I watched Meet the Press this morning. Rachel was very good, but I was quite disappointed when Charlie Rangel spoke. I didn’t feel like he was effective. The Dems need to bring their A game each and every single time they confront Republican false framing. When it coming to framing, Democrats are still playing checkers. I don’t think they even understand why framing is so important or else they’d be focused like a laser on doing a good job of it.
So, how about listening to George Lakoff about framing health reform?
http://www.brianfalldin.com/20…..alth-care/
A video of Lakoff’s entire presentation is here:
http://fora.tv/2009/08/03/Poli…..ullprogram
We simply cannot afford to make these mistakes any longer. It’s costing lives.
- Tom
Let’s keep the faith. Your comments are thoughtful and honest. I’ll be with you at the barricades if it comes to that!
That was one very smart mother you had there!

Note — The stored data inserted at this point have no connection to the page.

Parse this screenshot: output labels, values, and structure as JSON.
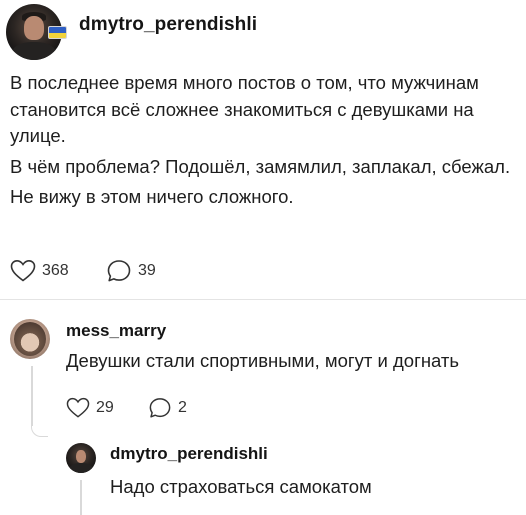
{
  "post": {
    "username": "dmytro_perendishli",
    "paragraphs": [
      "В последнее время много постов о том, что мужчинам становится всё сложнее знакомиться с девушками на улице.",
      "В чём проблема? Подошёл, замямлил, заплакал, сбежал.",
      "Не вижу в этом ничего сложного."
    ],
    "likes": "368",
    "comments": "39"
  },
  "comment": {
    "username": "mess_marry",
    "text": "Девушки стали спортивными, могут и догнать",
    "likes": "29",
    "comments": "2"
  },
  "reply": {
    "username": "dmytro_perendishli",
    "text": "Надо страховаться самокатом"
  },
  "icons": {
    "like": "heart-outline-icon",
    "comment": "speech-bubble-icon",
    "badge": "ukraine-flag-icon"
  },
  "colors": {
    "text": "#1e1e1e",
    "muted": "#333333",
    "line": "#d9d9d9"
  }
}
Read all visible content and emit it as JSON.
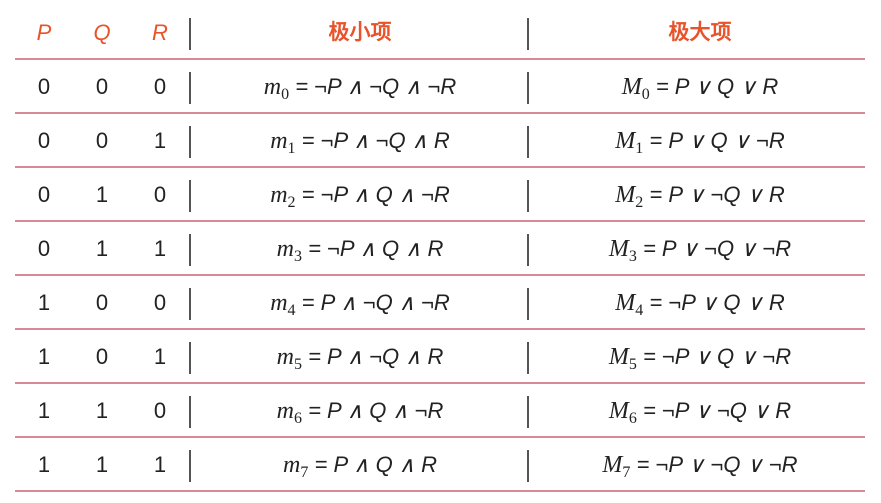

We have to reach into the hearts of those who don’t yet see. There are some at the moral extremes, but most people are not completely estranged from communion and recognition of others. They hide it from themselves. We have to activate that knowledge, however buried it might be. Someone mentions Lakoff below. This is another way of saying what he says about framing. We need to use language that will activate the compassion side of folk. That side is there.

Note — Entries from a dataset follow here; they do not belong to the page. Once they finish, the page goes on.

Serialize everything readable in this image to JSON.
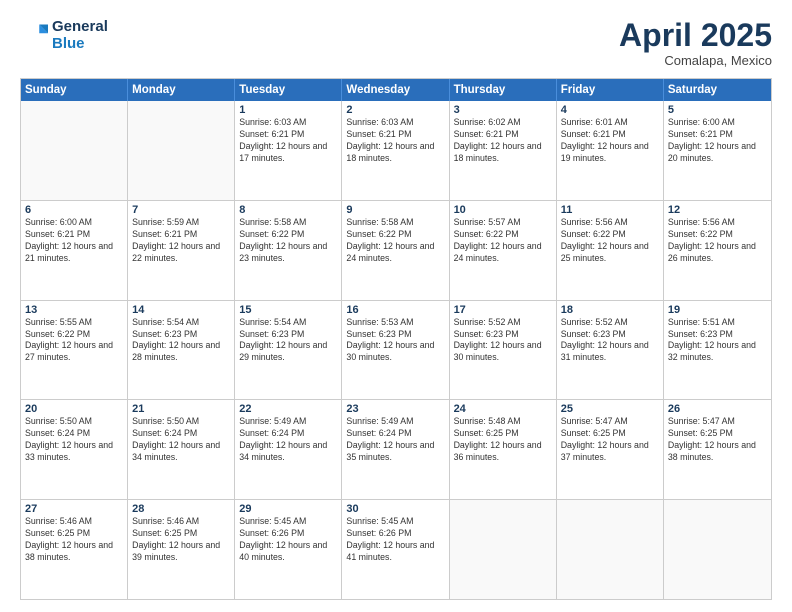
{
  "header": {
    "logo_line1": "General",
    "logo_line2": "Blue",
    "month": "April 2025",
    "location": "Comalapa, Mexico"
  },
  "days_of_week": [
    "Sunday",
    "Monday",
    "Tuesday",
    "Wednesday",
    "Thursday",
    "Friday",
    "Saturday"
  ],
  "weeks": [
    [
      {
        "day": "",
        "sunrise": "",
        "sunset": "",
        "daylight": ""
      },
      {
        "day": "",
        "sunrise": "",
        "sunset": "",
        "daylight": ""
      },
      {
        "day": "1",
        "sunrise": "Sunrise: 6:03 AM",
        "sunset": "Sunset: 6:21 PM",
        "daylight": "Daylight: 12 hours and 17 minutes."
      },
      {
        "day": "2",
        "sunrise": "Sunrise: 6:03 AM",
        "sunset": "Sunset: 6:21 PM",
        "daylight": "Daylight: 12 hours and 18 minutes."
      },
      {
        "day": "3",
        "sunrise": "Sunrise: 6:02 AM",
        "sunset": "Sunset: 6:21 PM",
        "daylight": "Daylight: 12 hours and 18 minutes."
      },
      {
        "day": "4",
        "sunrise": "Sunrise: 6:01 AM",
        "sunset": "Sunset: 6:21 PM",
        "daylight": "Daylight: 12 hours and 19 minutes."
      },
      {
        "day": "5",
        "sunrise": "Sunrise: 6:00 AM",
        "sunset": "Sunset: 6:21 PM",
        "daylight": "Daylight: 12 hours and 20 minutes."
      }
    ],
    [
      {
        "day": "6",
        "sunrise": "Sunrise: 6:00 AM",
        "sunset": "Sunset: 6:21 PM",
        "daylight": "Daylight: 12 hours and 21 minutes."
      },
      {
        "day": "7",
        "sunrise": "Sunrise: 5:59 AM",
        "sunset": "Sunset: 6:21 PM",
        "daylight": "Daylight: 12 hours and 22 minutes."
      },
      {
        "day": "8",
        "sunrise": "Sunrise: 5:58 AM",
        "sunset": "Sunset: 6:22 PM",
        "daylight": "Daylight: 12 hours and 23 minutes."
      },
      {
        "day": "9",
        "sunrise": "Sunrise: 5:58 AM",
        "sunset": "Sunset: 6:22 PM",
        "daylight": "Daylight: 12 hours and 24 minutes."
      },
      {
        "day": "10",
        "sunrise": "Sunrise: 5:57 AM",
        "sunset": "Sunset: 6:22 PM",
        "daylight": "Daylight: 12 hours and 24 minutes."
      },
      {
        "day": "11",
        "sunrise": "Sunrise: 5:56 AM",
        "sunset": "Sunset: 6:22 PM",
        "daylight": "Daylight: 12 hours and 25 minutes."
      },
      {
        "day": "12",
        "sunrise": "Sunrise: 5:56 AM",
        "sunset": "Sunset: 6:22 PM",
        "daylight": "Daylight: 12 hours and 26 minutes."
      }
    ],
    [
      {
        "day": "13",
        "sunrise": "Sunrise: 5:55 AM",
        "sunset": "Sunset: 6:22 PM",
        "daylight": "Daylight: 12 hours and 27 minutes."
      },
      {
        "day": "14",
        "sunrise": "Sunrise: 5:54 AM",
        "sunset": "Sunset: 6:23 PM",
        "daylight": "Daylight: 12 hours and 28 minutes."
      },
      {
        "day": "15",
        "sunrise": "Sunrise: 5:54 AM",
        "sunset": "Sunset: 6:23 PM",
        "daylight": "Daylight: 12 hours and 29 minutes."
      },
      {
        "day": "16",
        "sunrise": "Sunrise: 5:53 AM",
        "sunset": "Sunset: 6:23 PM",
        "daylight": "Daylight: 12 hours and 30 minutes."
      },
      {
        "day": "17",
        "sunrise": "Sunrise: 5:52 AM",
        "sunset": "Sunset: 6:23 PM",
        "daylight": "Daylight: 12 hours and 30 minutes."
      },
      {
        "day": "18",
        "sunrise": "Sunrise: 5:52 AM",
        "sunset": "Sunset: 6:23 PM",
        "daylight": "Daylight: 12 hours and 31 minutes."
      },
      {
        "day": "19",
        "sunrise": "Sunrise: 5:51 AM",
        "sunset": "Sunset: 6:23 PM",
        "daylight": "Daylight: 12 hours and 32 minutes."
      }
    ],
    [
      {
        "day": "20",
        "sunrise": "Sunrise: 5:50 AM",
        "sunset": "Sunset: 6:24 PM",
        "daylight": "Daylight: 12 hours and 33 minutes."
      },
      {
        "day": "21",
        "sunrise": "Sunrise: 5:50 AM",
        "sunset": "Sunset: 6:24 PM",
        "daylight": "Daylight: 12 hours and 34 minutes."
      },
      {
        "day": "22",
        "sunrise": "Sunrise: 5:49 AM",
        "sunset": "Sunset: 6:24 PM",
        "daylight": "Daylight: 12 hours and 34 minutes."
      },
      {
        "day": "23",
        "sunrise": "Sunrise: 5:49 AM",
        "sunset": "Sunset: 6:24 PM",
        "daylight": "Daylight: 12 hours and 35 minutes."
      },
      {
        "day": "24",
        "sunrise": "Sunrise: 5:48 AM",
        "sunset": "Sunset: 6:25 PM",
        "daylight": "Daylight: 12 hours and 36 minutes."
      },
      {
        "day": "25",
        "sunrise": "Sunrise: 5:47 AM",
        "sunset": "Sunset: 6:25 PM",
        "daylight": "Daylight: 12 hours and 37 minutes."
      },
      {
        "day": "26",
        "sunrise": "Sunrise: 5:47 AM",
        "sunset": "Sunset: 6:25 PM",
        "daylight": "Daylight: 12 hours and 38 minutes."
      }
    ],
    [
      {
        "day": "27",
        "sunrise": "Sunrise: 5:46 AM",
        "sunset": "Sunset: 6:25 PM",
        "daylight": "Daylight: 12 hours and 38 minutes."
      },
      {
        "day": "28",
        "sunrise": "Sunrise: 5:46 AM",
        "sunset": "Sunset: 6:25 PM",
        "daylight": "Daylight: 12 hours and 39 minutes."
      },
      {
        "day": "29",
        "sunrise": "Sunrise: 5:45 AM",
        "sunset": "Sunset: 6:26 PM",
        "daylight": "Daylight: 12 hours and 40 minutes."
      },
      {
        "day": "30",
        "sunrise": "Sunrise: 5:45 AM",
        "sunset": "Sunset: 6:26 PM",
        "daylight": "Daylight: 12 hours and 41 minutes."
      },
      {
        "day": "",
        "sunrise": "",
        "sunset": "",
        "daylight": ""
      },
      {
        "day": "",
        "sunrise": "",
        "sunset": "",
        "daylight": ""
      },
      {
        "day": "",
        "sunrise": "",
        "sunset": "",
        "daylight": ""
      }
    ]
  ]
}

Yea, you are right. I shouldn’t let annoyance affect my judgment, but sometimes I can’t help it….
Glenn, Thanks for a beautifully written post and comment. I really like this one:
And I would only modify it by saying that we must add banksters, energy tycoons, and military contractors to your list of owners.
It’s not just the AP. WaPo reporters like Ann Kornblut. MSNBC commentators like Chuck Todd, and Sheryl Stolberg in the Ny Times, as well. It’spractical only a rising very chorus of protest from progressives across the country and in Congress will save a public option now. This is the result of progressives remaining relatively passive when the ridiculously weak HR 3200 and Senate HELP bills appeared, and even more the result of pushing for HR 676 from Day one of the new Congress.

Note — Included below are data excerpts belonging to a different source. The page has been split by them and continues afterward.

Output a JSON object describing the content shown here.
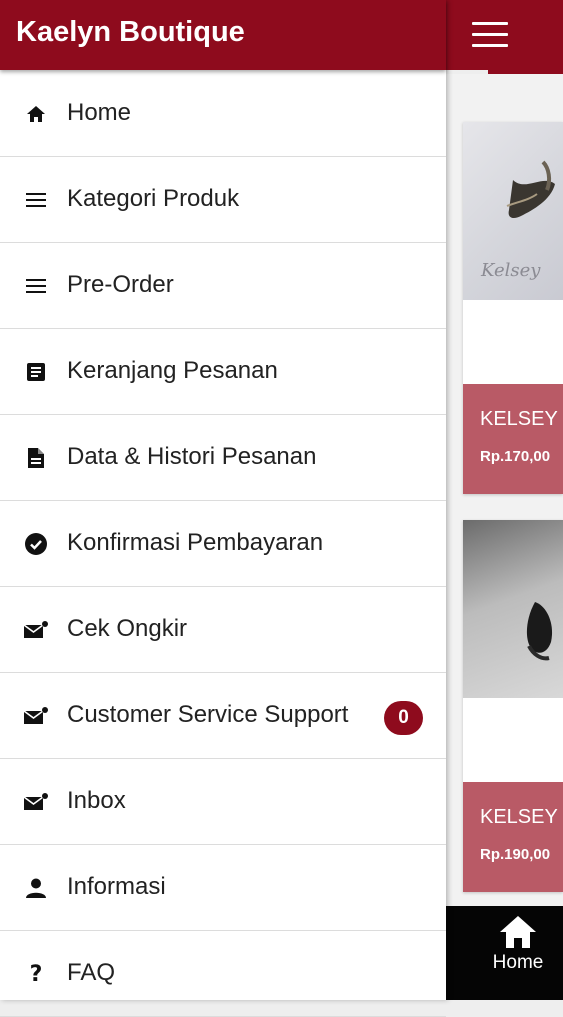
{
  "drawer": {
    "title": "Kaelyn Boutique",
    "items": [
      {
        "label": "Home",
        "icon": "home-icon"
      },
      {
        "label": "Kategori Produk",
        "icon": "menu-lines-icon"
      },
      {
        "label": "Pre-Order",
        "icon": "menu-lines-icon"
      },
      {
        "label": "Keranjang Pesanan",
        "icon": "list-box-icon"
      },
      {
        "label": "Data & Histori Pesanan",
        "icon": "document-icon"
      },
      {
        "label": "Konfirmasi Pembayaran",
        "icon": "check-circle-icon"
      },
      {
        "label": "Cek Ongkir",
        "icon": "mail-icon"
      },
      {
        "label": "Customer Service Support",
        "icon": "mail-icon",
        "badge": "0"
      },
      {
        "label": "Inbox",
        "icon": "mail-icon"
      },
      {
        "label": "Informasi",
        "icon": "person-icon"
      },
      {
        "label": "FAQ",
        "icon": "question-icon",
        "glyph": "?"
      }
    ]
  },
  "products": [
    {
      "name": "KELSEY",
      "price": "Rp.170,00",
      "logo_text": "Kelsey"
    },
    {
      "name": "KELSEY",
      "price": "Rp.190,00"
    }
  ],
  "bottom_nav": {
    "home_label": "Home"
  },
  "colors": {
    "brand": "#8e0b1d",
    "card_info": "#b95a66",
    "nav_bg": "#050505"
  }
}
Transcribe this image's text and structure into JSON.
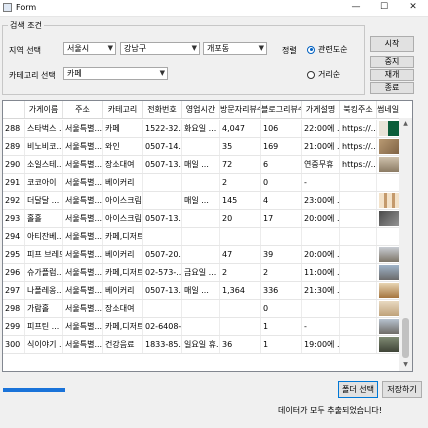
{
  "window": {
    "title": "Form",
    "minimize": "—",
    "maximize": "☐",
    "close": "✕"
  },
  "search": {
    "group_label": "검색 조건",
    "region_label": "지역 선택",
    "city": "서울시",
    "district": "강남구",
    "dong": "개포동",
    "category_label": "카테고리 선택",
    "category": "카페",
    "sort_label": "정렬",
    "sort_options": [
      {
        "label": "관련도순",
        "selected": true
      },
      {
        "label": "거리순",
        "selected": false
      }
    ]
  },
  "buttons": {
    "start": "시작",
    "stop": "중지",
    "resume": "재개",
    "exit": "종료",
    "select_folder": "폴더 선택",
    "save": "저장하기"
  },
  "table": {
    "columns": [
      "",
      "가게이름",
      "주소",
      "카테고리",
      "전화번호",
      "영업시간",
      "방문자리뷰수",
      "블로그리뷰수",
      "가게설명",
      "북킹주소",
      "썸네일"
    ],
    "rows": [
      {
        "no": "288",
        "name": "스타벅스 ...",
        "addr": "서울특별...",
        "cat": "카페",
        "phone": "1522-32...",
        "hours": "화요일 ...",
        "visit": "4,047",
        "blog": "106",
        "desc": "22:00에 ...",
        "booking": "https://...",
        "thumb": "starbucks"
      },
      {
        "no": "289",
        "name": "비노비코...",
        "addr": "서울특별...",
        "cat": "와인",
        "phone": "0507-14...",
        "hours": "",
        "visit": "35",
        "blog": "169",
        "desc": "21:00에 ...",
        "booking": "https://...",
        "thumb": "interior"
      },
      {
        "no": "290",
        "name": "소일스테...",
        "addr": "서울특별...",
        "cat": "장소대여",
        "phone": "0507-13...",
        "hours": "매일 ...",
        "visit": "72",
        "blog": "6",
        "desc": "연중무휴",
        "booking": "https://...",
        "thumb": "room"
      },
      {
        "no": "291",
        "name": "코코아이",
        "addr": "서울특별...",
        "cat": "베이커리",
        "phone": "",
        "hours": "",
        "visit": "2",
        "blog": "0",
        "desc": "-",
        "booking": "",
        "thumb": ""
      },
      {
        "no": "292",
        "name": "더달달 ...",
        "addr": "서울특별...",
        "cat": "아이스크림",
        "phone": "",
        "hours": "매일 ...",
        "visit": "145",
        "blog": "4",
        "desc": "23:00에 ...",
        "booking": "",
        "thumb": "dessert"
      },
      {
        "no": "293",
        "name": "홀홀",
        "addr": "서울특별...",
        "cat": "아이스크림",
        "phone": "0507-13...",
        "hours": "",
        "visit": "20",
        "blog": "17",
        "desc": "20:00에 ...",
        "booking": "",
        "thumb": "icecream"
      },
      {
        "no": "294",
        "name": "아티잔베...",
        "addr": "서울특별...",
        "cat": "카페,디저트",
        "phone": "",
        "hours": "",
        "visit": "",
        "blog": "",
        "desc": "",
        "booking": "",
        "thumb": ""
      },
      {
        "no": "295",
        "name": "피프 브레드",
        "addr": "서울특별...",
        "cat": "베이커리",
        "phone": "0507-20...",
        "hours": "",
        "visit": "47",
        "blog": "39",
        "desc": "20:00에 ...",
        "booking": "",
        "thumb": "bread"
      },
      {
        "no": "296",
        "name": "슈가플럼...",
        "addr": "서울특별...",
        "cat": "카페,디저트",
        "phone": "02-573-...",
        "hours": "금요일 ...",
        "visit": "2",
        "blog": "2",
        "desc": "11:00에 ...",
        "booking": "",
        "thumb": "cafe"
      },
      {
        "no": "297",
        "name": "나폴레옹...",
        "addr": "서울특별...",
        "cat": "베이커리",
        "phone": "0507-13...",
        "hours": "매일 ...",
        "visit": "1,364",
        "blog": "336",
        "desc": "21:30에 ...",
        "booking": "",
        "thumb": "showcase"
      },
      {
        "no": "298",
        "name": "가람홀",
        "addr": "서울특별...",
        "cat": "장소대여",
        "phone": "",
        "hours": "",
        "visit": "",
        "blog": "0",
        "desc": "",
        "booking": "",
        "thumb": "hall"
      },
      {
        "no": "299",
        "name": "피프틴 ...",
        "addr": "서울특별...",
        "cat": "카페,디저트",
        "phone": "02-6408-...",
        "hours": "",
        "visit": "",
        "blog": "1",
        "desc": "-",
        "booking": "",
        "thumb": "street"
      },
      {
        "no": "300",
        "name": "식이야기 ...",
        "addr": "서울특별...",
        "cat": "건강음료",
        "phone": "1833-85...",
        "hours": "일요일 휴...",
        "visit": "36",
        "blog": "1",
        "desc": "19:00에 ...",
        "booking": "",
        "thumb": "shop"
      }
    ]
  },
  "progress": {
    "percent": 15
  },
  "status": "데이터가 모두 추출되었습니다!",
  "icons": {
    "app": "form-icon",
    "dropdown": "chevron-down-icon"
  },
  "colors": {
    "accent": "#1a73d9",
    "radio_selected": "#0060c0"
  }
}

Redfish, You’re joking of course. Only more of what Jane dishes out will ever make progressives relevant to this Administration.
redfish, I agree that Dems may be facing defeat in 2010; but if they are defeated it will be because they’ve sold out to the corporatists again, and demonstrated once more that they don’t care about people. The Democratic Party hasn’t been the party of the people now since Jimmy Carter made his turn towards the economic elite in the 1970s. Not many Democrats are old enough to remember the party of FDR, Harry, JFK, and LBJ. But if we expect to win again on a continuing basis, we have to show people that we are that party once again.
sporkovat, OODA Loops are good, but the combination of DECs and KLCs are better.
I agree. This certainly happened to Move-on.
Right. I think Democrats have been afraid of their own hearts since Nixon smashed McGovern in 1972. I think that’s when the Democrats began to cultivate the image of moderation that led to the nomination of Jimmy Carter and to the compromises the Democrats made with Reagan and Bush in the 1980s and 1990s, and with Clinton in the 1990s. Slowly mainstream Democrats became moe right-wing than Nelson Rockefeller and the moderate Republicans of the 1960s.